A Few Notes On This Scene

  • “What question am I going to ask next?” isn’t the same question as “What question interests you here?”
  • Why fifty sheep? How was that number chosen? Fifty sheep was short enough that some students determined how long Eric would wait to be sheared by simulating the entire problem. What is gained or lost by describing a line of 1,000 sheep?
  • Asking students to generate their own questions is risky. Seashore encouraged us to pursue our every whim even though the “kilograms of wool” question was going to involve very different mathematical thinking than any of the others. I don’t know how she planned to reconcile that difference. ¶ My approach is to sample the room for questions and take +1’s for each. (ie. “Is anybody else interested in Sam’s question?”) This reveals a hierarchy of student interest which we handle in order. ¶ Meanwhile, I am in contact with teachers who ask their students to generate questions only to coerce them down to the one they (the teachers) originally wanted to pursue. This interaction will only pay off negative dividends, as far as I can tell. These classes would be much improved if the teacher would simply ask a concise question that she knew in advance would be of some general interest to her students.
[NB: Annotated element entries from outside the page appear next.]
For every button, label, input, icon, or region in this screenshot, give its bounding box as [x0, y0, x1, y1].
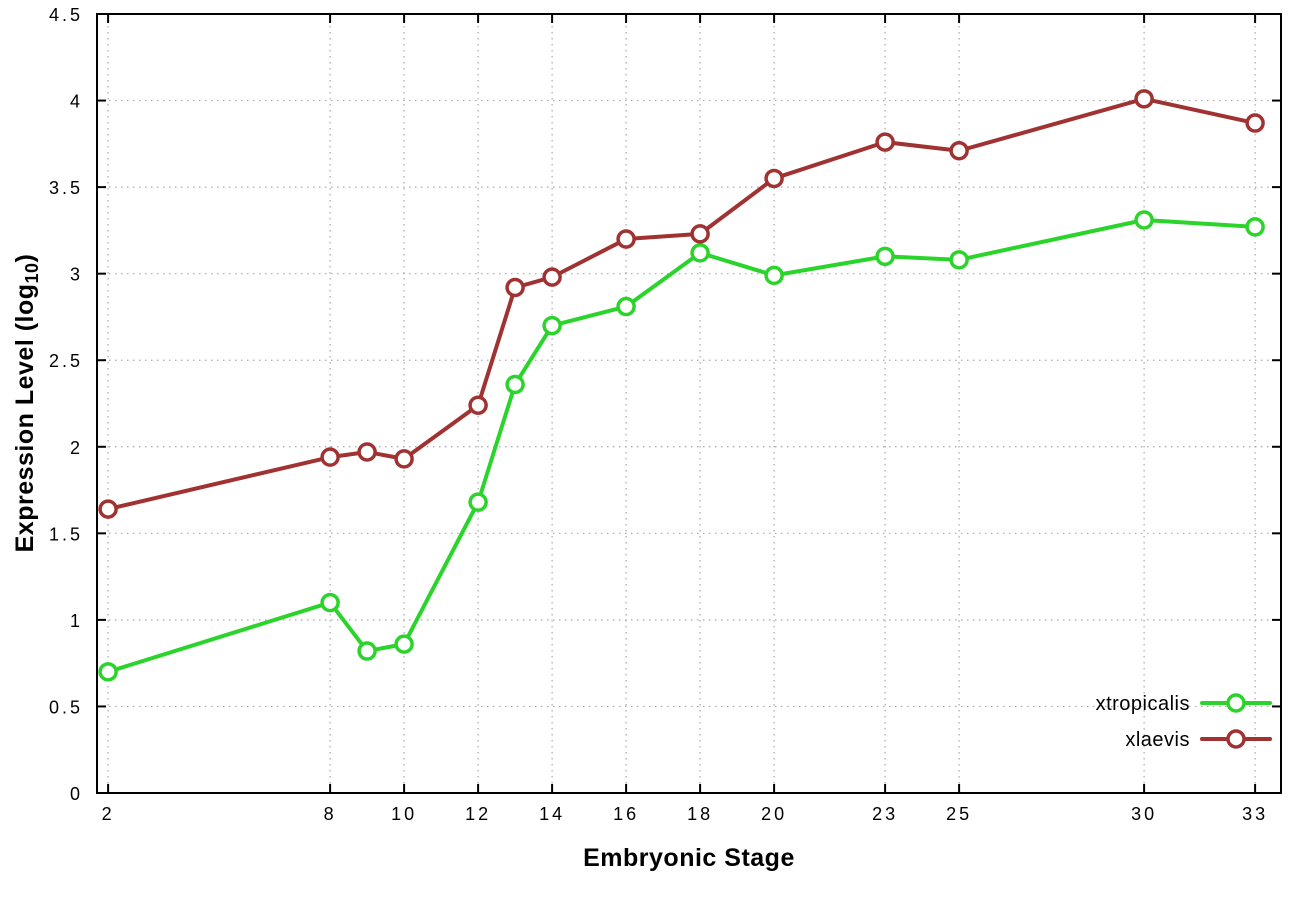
series-marker-xlaevis — [690, 224, 710, 244]
y-axis-title: Expression Level (log10) — [11, 254, 43, 553]
series-marker-xtropicalis — [357, 641, 377, 661]
series-marker-xtropicalis — [949, 250, 969, 270]
x-tick-label: 14 — [539, 804, 565, 824]
y-tick-label: 3.5 — [49, 178, 83, 198]
series-marker-xtropicalis — [320, 592, 340, 613]
x-tick-label: 8 — [324, 804, 337, 824]
x-tick-label: 12 — [465, 804, 491, 824]
series-marker-xtropicalis — [616, 296, 636, 317]
series-marker-xlaevis — [875, 132, 895, 152]
x-tick-label: 16 — [613, 804, 639, 824]
x-tick-label: 23 — [872, 804, 898, 824]
series-marker-xtropicalis — [690, 243, 710, 263]
series-marker-xtropicalis — [468, 492, 488, 512]
series-marker-xlaevis — [320, 447, 340, 467]
plot-border — [96, 13, 1282, 794]
y-tick-label: 4.5 — [49, 5, 83, 25]
y-tick-label: 2.5 — [49, 351, 83, 371]
x-tick-label: 18 — [687, 804, 713, 824]
x-tick-label: 30 — [1131, 804, 1157, 824]
series-marker-xtropicalis — [542, 315, 562, 336]
legend-sample-marker-xtropicalis — [1226, 693, 1246, 713]
legend-sample-marker-xlaevis — [1226, 729, 1246, 749]
series-marker-xlaevis — [949, 141, 969, 161]
legend-label-xlaevis: xlaevis — [1125, 729, 1190, 751]
x-tick-label: 20 — [761, 804, 787, 824]
y-tick-label: 2 — [70, 438, 83, 458]
y-tick-label: 1.5 — [49, 524, 83, 544]
x-tick-label: 33 — [1242, 804, 1268, 824]
y-tick-label: 4 — [70, 92, 83, 112]
y-tick-label: 3 — [70, 265, 83, 285]
series-marker-xtropicalis — [875, 246, 895, 267]
series-marker-xlaevis — [505, 277, 525, 298]
y-axis-title-text: Expression Level (log — [11, 283, 39, 553]
series-marker-xlaevis — [468, 395, 488, 415]
series-marker-xlaevis — [357, 442, 377, 462]
series-marker-xtropicalis — [98, 662, 118, 682]
y-tick-label: 0.5 — [49, 697, 83, 717]
y-tick-label: 0 — [70, 784, 83, 804]
y-tick-label: 1 — [70, 611, 83, 631]
series-marker-xlaevis — [394, 449, 414, 469]
legend-label-xtropicalis: xtropicalis — [1096, 693, 1190, 715]
series-line-xtropicalis — [106, 218, 1258, 674]
x-tick-label: 25 — [946, 804, 972, 824]
series-marker-xlaevis — [1245, 113, 1265, 133]
x-tick-label: 2 — [102, 804, 115, 824]
series-marker-xlaevis — [542, 267, 562, 287]
series-marker-xtropicalis — [1245, 217, 1265, 237]
x-tick-label: 10 — [391, 804, 417, 824]
series-marker-xlaevis — [98, 499, 118, 519]
series-marker-xlaevis — [1134, 89, 1154, 109]
series-marker-xtropicalis — [764, 265, 784, 286]
series-marker-xtropicalis — [1134, 210, 1154, 230]
series-line-xlaevis — [106, 96, 1258, 512]
series-marker-xlaevis — [764, 168, 784, 189]
series-marker-xtropicalis — [394, 634, 414, 654]
series-marker-xlaevis — [616, 229, 636, 249]
y-axis-title-subscript: 10 — [22, 262, 42, 284]
x-axis-title: Embryonic Stage — [583, 844, 795, 872]
series-marker-xtropicalis — [505, 374, 525, 395]
y-axis-title-suffix: ) — [11, 253, 39, 263]
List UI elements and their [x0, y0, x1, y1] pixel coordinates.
Most questions asked in math class are neither concise nor of much interest to the students so we’re already way ahead of the game.
  • Abstraction was nine tenths of the work. In answering, “how long will it take Eric to get sheared?” I had to represent the problem with variables and build a model out of them. This was, by far, the hardest work of the problem. Moreover, no one I spoke with chose the same independent variable that I did.
  • Your textbook would abstract the problem for your students.

Be less helpful.

2011 Sep 20: Bowen Kerins locates the original text of the problem, which mercifully leaves the hard work of abstraction to the student.

Featured Comment

Paul:

A line of 50 sheep makes me wonder why I would ever have to use variables to represent the problem.

A line of 1,000 sheep makes me wish I had an easier problem — one I could actually act out.

What number of sheep will motivate me to model a simpler case and look for patterns? What number of sheep will force me to generalize and move from concrete models to abstract thinking, without stepping over the boundaries of the story?

Shearing a line of 1,000 sheep? Eric will be waiting a very long time.